I'm absolutely against using eBPF in seccomp.
Precisely due to discussions like the current one.

> 
> > Hence I prefer this /dev/bpf mechanism to be as simple a possible.
> > The applications that will use it are going to be just as trusted as systemd.
> 
> I still don't understand your systemd example.  systemd --users is not
> trusted systemwide in any respect.  The main PID 1 systemd is root.
> No matter how you dice it, granting a user systemd instance extra bpf
> access is tantamount to granting the user extra bpf access in general.

People use systemd --user while their kernel have 'undef CONFIG_USER_NS'.

> It sounds to me like you're thinking of eBPF as a feature a bit like
> unprivileged user namespaces: *in principle*, it's supposed to be safe
> to give any unprivileged process the ability to use it, and you
> consider security flaws in it to be bugs worth fixing. But you think
> it's a large attack surface and that most unprivileged programs
> shouldn't be allowed to use it.  Is that reasonable?

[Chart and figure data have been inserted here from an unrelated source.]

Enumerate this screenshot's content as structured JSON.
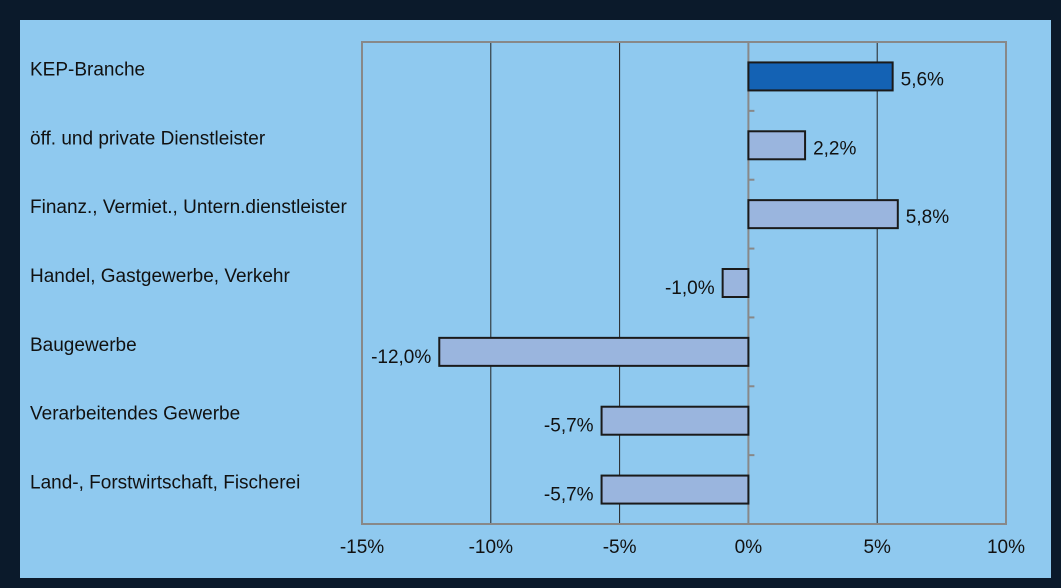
{
  "chart_data": {
    "type": "hbar",
    "categories": [
      "KEP-Branche",
      "öff. und private Dienstleister",
      "Finanz., Vermiet., Untern.dienstleister",
      "Handel, Gastgewerbe, Verkehr",
      "Baugewerbe",
      "Verarbeitendes Gewerbe",
      "Land-, Forstwirtschaft, Fischerei"
    ],
    "values": [
      5.6,
      2.2,
      5.8,
      -1.0,
      -12.0,
      -5.7,
      -5.7
    ],
    "value_labels": [
      "5,6%",
      "2,2%",
      "5,8%",
      "-1,0%",
      "-12,0%",
      "-5,7%",
      "-5,7%"
    ],
    "colors": [
      "#1462b4",
      "#9ab5de",
      "#9ab5de",
      "#9ab5de",
      "#9ab5de",
      "#9ab5de",
      "#9ab5de"
    ],
    "xlim": [
      -15,
      10
    ],
    "xticks": [
      {
        "value": -15,
        "label": "-15%"
      },
      {
        "value": -10,
        "label": "-10%"
      },
      {
        "value": -5,
        "label": "-5%"
      },
      {
        "value": 0,
        "label": "0%"
      },
      {
        "value": 5,
        "label": "5%"
      },
      {
        "value": 10,
        "label": "10%"
      }
    ],
    "grid": true
  }
}
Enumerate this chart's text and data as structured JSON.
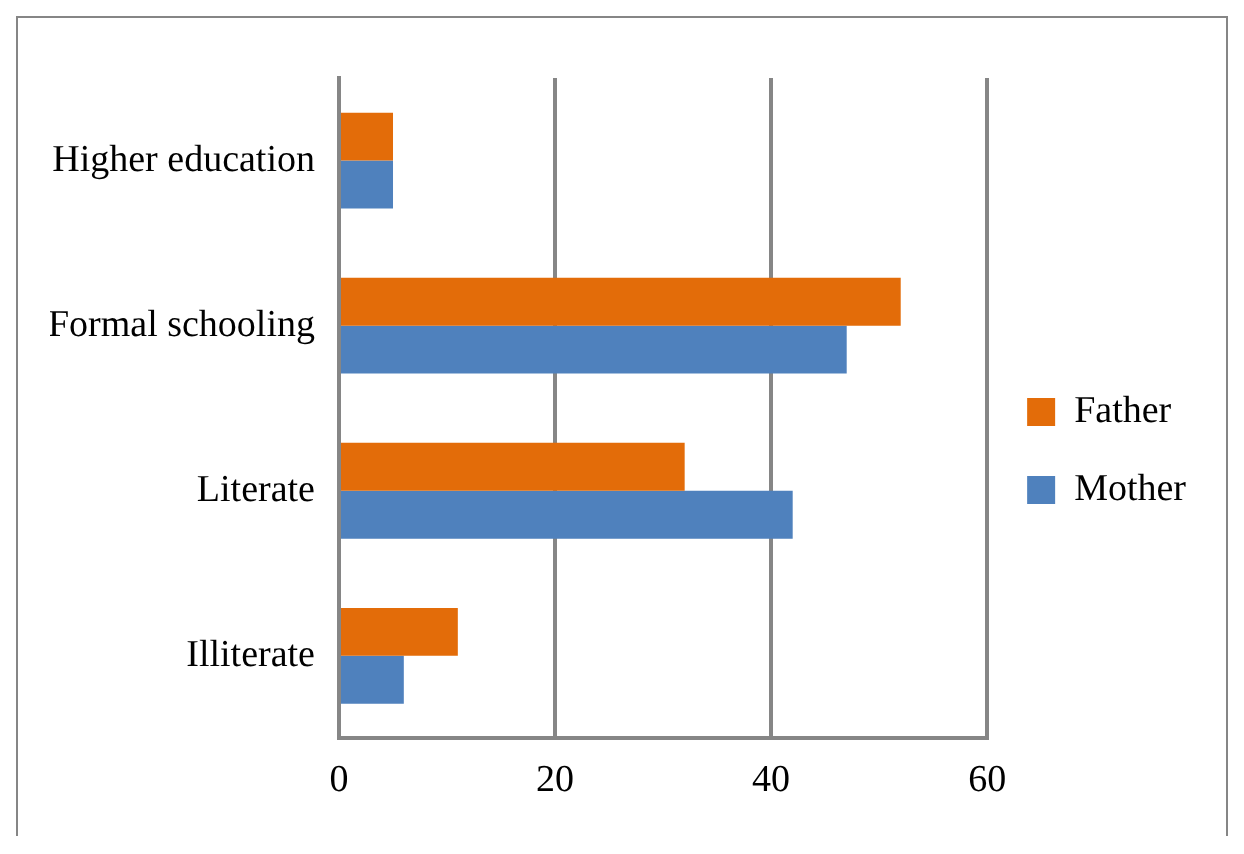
{
  "chart_data": {
    "type": "bar",
    "orientation": "horizontal",
    "categories": [
      "Higher education",
      "Formal schooling",
      "Literate",
      "Illiterate"
    ],
    "series": [
      {
        "name": "Father",
        "color": "#e36c09",
        "values": [
          5,
          52,
          32,
          11
        ]
      },
      {
        "name": "Mother",
        "color": "#4f81bd",
        "values": [
          5,
          47,
          42,
          6
        ]
      }
    ],
    "xlim": [
      0,
      60
    ],
    "xticks": [
      0,
      20,
      40,
      60
    ],
    "grid": "x",
    "legend": "right"
  }
}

I think there should be no unprivileged bpf at all,
because over all these years we've seen zero use cases.
Hence all new features are root only.
LPM map is a prime example. There was not a single security bug in there.
There were few functional bugs, but not security issues.
These bugs didn't crash the kernel and didn't expose any data.
Yet we still keep LPM as root only.
Can we flip the switch and make it non-root? It's trivial single line patch ?
and security risk is very low?
Nope, since it will not address the underlying issue.